Они мелькали передо мной — красные командиры и портные-брючники, балагулы и переплетчики, чьи-то женихи и невесты, чьи-то соседи и родственники, сфотографированные в одиночку, парами, на многолюдных семейных праздниках, с закутанными в пеленки младенцами на руках, в местечковых картузах, в косоворотках, перехваченных в поясе крученым шелковым шнуром с кистями, в респектабельных “тройках” с заправленным под жилет галстуком, в длинных, до пола, ротондах, в капорах, напоминающих театральный реквизит... Вслушиваясь в их имена, произносимые бабушкой, я подумал вдруг, что имена эти носили они, не стыдясь их непохожести, режущего чужое ухо звучания... Имена патриархов Авраама, Аарона, Иакова... Пророчицы Деборы... Царя Давида, царицы Эсфири... Отчего же когда-то, мальчишкой, весь я пылал от стыда и ярости, когда меня дразнили на улице, окликая: “Эй, Абрам!.. Эй, Абрамчик!.. Эй, Абраша!..” А имя “Сарра”, которое носила моя мать, — разве это не самое прекрасное в мире имя?.. А имя моей бабушки — Рахиль?..
В какой-то момент меня рассмешила нелепая мысль: родись в наше время праотец Авраам, он стал бы, возможно, Абрашей-брючником, Иаков-богоборец — балагулой, а царь Давид — командиром красноармейского полка... Но было не до смеха.

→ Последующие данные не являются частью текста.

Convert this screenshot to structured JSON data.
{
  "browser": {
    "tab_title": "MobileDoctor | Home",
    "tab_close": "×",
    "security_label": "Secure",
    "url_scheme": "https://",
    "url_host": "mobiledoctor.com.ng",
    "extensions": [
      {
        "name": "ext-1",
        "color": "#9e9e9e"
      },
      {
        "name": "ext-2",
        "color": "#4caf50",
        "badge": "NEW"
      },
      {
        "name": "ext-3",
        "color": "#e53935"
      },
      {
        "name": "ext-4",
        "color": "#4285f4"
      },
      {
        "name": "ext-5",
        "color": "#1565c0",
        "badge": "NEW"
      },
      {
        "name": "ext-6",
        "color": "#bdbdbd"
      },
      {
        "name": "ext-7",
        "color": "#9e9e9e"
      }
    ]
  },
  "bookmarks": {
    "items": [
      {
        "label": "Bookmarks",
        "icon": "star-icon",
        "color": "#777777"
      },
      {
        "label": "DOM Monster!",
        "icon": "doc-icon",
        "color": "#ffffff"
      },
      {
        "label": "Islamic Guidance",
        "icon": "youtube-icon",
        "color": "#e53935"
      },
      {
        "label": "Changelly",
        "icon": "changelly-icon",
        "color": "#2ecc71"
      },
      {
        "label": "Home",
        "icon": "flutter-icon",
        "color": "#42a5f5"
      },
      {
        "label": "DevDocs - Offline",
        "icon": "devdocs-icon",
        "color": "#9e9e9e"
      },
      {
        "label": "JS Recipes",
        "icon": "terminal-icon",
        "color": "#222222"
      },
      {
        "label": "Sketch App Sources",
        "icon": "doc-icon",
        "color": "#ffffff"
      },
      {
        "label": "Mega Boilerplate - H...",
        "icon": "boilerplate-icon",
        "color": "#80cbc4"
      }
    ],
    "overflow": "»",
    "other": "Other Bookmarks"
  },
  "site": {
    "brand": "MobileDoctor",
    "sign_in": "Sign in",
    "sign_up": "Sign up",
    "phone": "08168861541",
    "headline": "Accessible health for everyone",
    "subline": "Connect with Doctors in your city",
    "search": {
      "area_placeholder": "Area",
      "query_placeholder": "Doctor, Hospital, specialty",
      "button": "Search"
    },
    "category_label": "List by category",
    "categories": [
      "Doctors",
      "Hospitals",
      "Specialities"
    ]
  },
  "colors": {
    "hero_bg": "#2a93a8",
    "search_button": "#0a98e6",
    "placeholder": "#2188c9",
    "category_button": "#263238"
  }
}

Я видел, как мутная пленка боли понемногу затягивает бабушкины зрачки, как спотыкается, меркнет ее созна ние. Но вдруг снова проступало — оттаивало круглое, с пяточок, отверстие в замороженном окне:
— Ты их забери... Забери с собой... Не выбрасывай... Я ведь их берегла, хранила... Столько лет... Не выбрасывай... Дочке покажешь...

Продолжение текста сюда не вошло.